The other day, whilst digging through an old hard disk looking for something, I stumbled across the code and my original thesis. Looking back at it now, the thesis itself seems to be more impressive that the code. In fact, it looks like half the code may indeed be missing, no idea why.
But either way it is a fun look back at what the internet and state of computing was like at the time. My main bibles for this at the time were ‘Managing Gigabytes’ by Bell, Witten, and Moffat. And Modern Information Retrieval by Baeza-Yates and Ribeiro-Neto. I remember in Managing Gigabytes that they were talking about running the code on 1993-era Sun SparcStation 10 workstations that used 50Mhz SuperSPARC processors and supported a max of 512MB of RAM. I had at my disposal a machine with a 300Mhz Intel Pentium and 2GB of RAM! An order of magnitude more power than they had at the time. And looking back at that now, I can buy that power for about £10 and have it in my pocket.

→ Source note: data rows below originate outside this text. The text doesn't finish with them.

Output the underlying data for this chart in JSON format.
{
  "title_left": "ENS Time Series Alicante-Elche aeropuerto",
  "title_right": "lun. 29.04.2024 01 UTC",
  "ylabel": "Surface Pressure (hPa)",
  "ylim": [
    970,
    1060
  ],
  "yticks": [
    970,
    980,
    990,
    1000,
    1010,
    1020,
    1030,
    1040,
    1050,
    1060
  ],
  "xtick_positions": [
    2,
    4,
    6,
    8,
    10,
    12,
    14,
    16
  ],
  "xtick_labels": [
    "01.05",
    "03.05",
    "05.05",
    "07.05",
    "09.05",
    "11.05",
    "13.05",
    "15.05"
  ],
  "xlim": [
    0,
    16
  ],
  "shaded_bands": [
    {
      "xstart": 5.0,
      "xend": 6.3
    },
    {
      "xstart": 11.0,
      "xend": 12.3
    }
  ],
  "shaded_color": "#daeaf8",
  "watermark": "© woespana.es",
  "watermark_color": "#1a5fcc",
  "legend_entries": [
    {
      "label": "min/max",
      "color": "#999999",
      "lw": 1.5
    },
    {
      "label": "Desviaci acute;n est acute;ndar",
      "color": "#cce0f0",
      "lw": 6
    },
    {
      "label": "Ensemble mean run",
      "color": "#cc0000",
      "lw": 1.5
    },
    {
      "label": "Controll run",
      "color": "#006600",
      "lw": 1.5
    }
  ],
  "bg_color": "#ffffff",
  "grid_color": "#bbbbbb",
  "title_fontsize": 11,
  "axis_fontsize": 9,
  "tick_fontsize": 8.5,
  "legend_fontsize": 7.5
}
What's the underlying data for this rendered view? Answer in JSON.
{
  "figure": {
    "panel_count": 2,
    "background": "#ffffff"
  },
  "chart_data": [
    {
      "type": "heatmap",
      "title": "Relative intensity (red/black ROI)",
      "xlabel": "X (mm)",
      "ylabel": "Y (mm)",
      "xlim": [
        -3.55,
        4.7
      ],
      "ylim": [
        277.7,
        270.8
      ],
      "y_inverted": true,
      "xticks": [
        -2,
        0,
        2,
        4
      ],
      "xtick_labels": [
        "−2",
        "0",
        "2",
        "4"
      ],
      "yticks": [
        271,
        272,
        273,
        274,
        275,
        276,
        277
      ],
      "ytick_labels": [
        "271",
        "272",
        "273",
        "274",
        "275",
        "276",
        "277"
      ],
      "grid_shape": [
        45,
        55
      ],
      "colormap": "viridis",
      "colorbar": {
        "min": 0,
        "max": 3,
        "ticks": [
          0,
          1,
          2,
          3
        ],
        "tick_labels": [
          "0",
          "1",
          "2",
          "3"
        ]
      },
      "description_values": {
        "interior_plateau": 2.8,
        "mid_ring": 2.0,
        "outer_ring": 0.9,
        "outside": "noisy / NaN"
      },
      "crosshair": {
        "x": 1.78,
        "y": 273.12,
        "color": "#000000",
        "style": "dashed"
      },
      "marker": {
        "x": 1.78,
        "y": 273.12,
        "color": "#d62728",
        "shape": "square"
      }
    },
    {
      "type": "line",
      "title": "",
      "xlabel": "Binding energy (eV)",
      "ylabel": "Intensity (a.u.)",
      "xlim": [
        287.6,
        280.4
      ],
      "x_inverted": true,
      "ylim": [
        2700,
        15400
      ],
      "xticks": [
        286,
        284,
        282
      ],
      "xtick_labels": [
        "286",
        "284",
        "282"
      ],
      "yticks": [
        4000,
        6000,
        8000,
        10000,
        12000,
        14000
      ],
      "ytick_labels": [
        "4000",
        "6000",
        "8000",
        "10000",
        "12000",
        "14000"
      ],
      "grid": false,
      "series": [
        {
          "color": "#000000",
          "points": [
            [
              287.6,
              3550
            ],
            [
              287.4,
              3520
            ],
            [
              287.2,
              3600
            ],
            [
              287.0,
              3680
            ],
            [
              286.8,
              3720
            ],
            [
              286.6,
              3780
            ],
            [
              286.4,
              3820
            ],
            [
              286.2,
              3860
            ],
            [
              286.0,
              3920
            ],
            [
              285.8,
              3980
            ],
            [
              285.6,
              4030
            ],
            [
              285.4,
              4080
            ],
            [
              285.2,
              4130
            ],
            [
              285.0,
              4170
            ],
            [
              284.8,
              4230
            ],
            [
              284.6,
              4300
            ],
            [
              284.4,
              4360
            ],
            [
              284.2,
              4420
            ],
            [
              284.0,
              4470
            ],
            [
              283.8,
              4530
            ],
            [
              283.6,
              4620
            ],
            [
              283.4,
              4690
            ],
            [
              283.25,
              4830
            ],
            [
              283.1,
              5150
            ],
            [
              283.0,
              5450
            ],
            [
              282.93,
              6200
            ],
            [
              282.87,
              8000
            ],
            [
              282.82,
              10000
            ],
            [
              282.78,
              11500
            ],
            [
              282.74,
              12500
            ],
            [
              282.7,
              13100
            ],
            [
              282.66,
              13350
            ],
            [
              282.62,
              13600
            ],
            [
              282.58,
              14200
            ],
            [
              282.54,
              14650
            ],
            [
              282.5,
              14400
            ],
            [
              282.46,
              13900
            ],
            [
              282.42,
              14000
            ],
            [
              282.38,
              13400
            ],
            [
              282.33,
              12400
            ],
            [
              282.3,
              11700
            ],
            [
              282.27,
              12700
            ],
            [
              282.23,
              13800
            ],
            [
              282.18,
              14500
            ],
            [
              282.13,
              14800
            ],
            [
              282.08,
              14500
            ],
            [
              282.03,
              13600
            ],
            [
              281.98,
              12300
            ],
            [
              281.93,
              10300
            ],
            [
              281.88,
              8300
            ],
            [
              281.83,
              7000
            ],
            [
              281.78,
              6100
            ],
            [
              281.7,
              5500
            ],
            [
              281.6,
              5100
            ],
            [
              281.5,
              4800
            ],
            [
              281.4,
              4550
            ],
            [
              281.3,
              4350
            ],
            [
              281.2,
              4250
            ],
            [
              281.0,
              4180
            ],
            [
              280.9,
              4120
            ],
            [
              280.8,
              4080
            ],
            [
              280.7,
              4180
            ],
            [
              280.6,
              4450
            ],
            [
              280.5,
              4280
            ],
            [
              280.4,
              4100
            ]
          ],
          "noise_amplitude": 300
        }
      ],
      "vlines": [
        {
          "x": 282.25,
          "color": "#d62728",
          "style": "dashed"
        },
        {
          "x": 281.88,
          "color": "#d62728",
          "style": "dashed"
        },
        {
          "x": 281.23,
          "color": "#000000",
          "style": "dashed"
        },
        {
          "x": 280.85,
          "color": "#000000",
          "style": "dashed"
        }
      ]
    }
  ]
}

I was also keeping an eye on an interesting startup web crawler from Stanford called ‘Backrub’ by two engineers Sergey Brin and Lawrence Page. They published a paper called ‘The anatomy of a Large-scale hyper textual web search engine’ which outlined the architecture of ‘barrel’s that I adopted for OSDigger. This was a means of being able to construct an inverted index (the main data structure of information retrieval at the time) piecemeal with limited RAM. It could also be parallelised and run over a cluster of servers if needed. Backrub went on to become Google, and Brin and Page took over the online world.
We managed to even get a beta of the site working, and you could search through mailing list posts. There was even a two-stage search feature in which it would suggest additional terms to narrow your search down.
In the end though, after graduating, we all went our separate ways and we never had to time to really take the site to its full commercial launch. Which was a shame looking back at it, but still, it was a good trip!
Most recently I got a chance to dig back into this part of my brain, as I wrote an offline full-text search function for a mobile app I’m working on. We were able to replicate the performance and ranking of Elasticsearch directly on the phone itself. But that is a story for another day.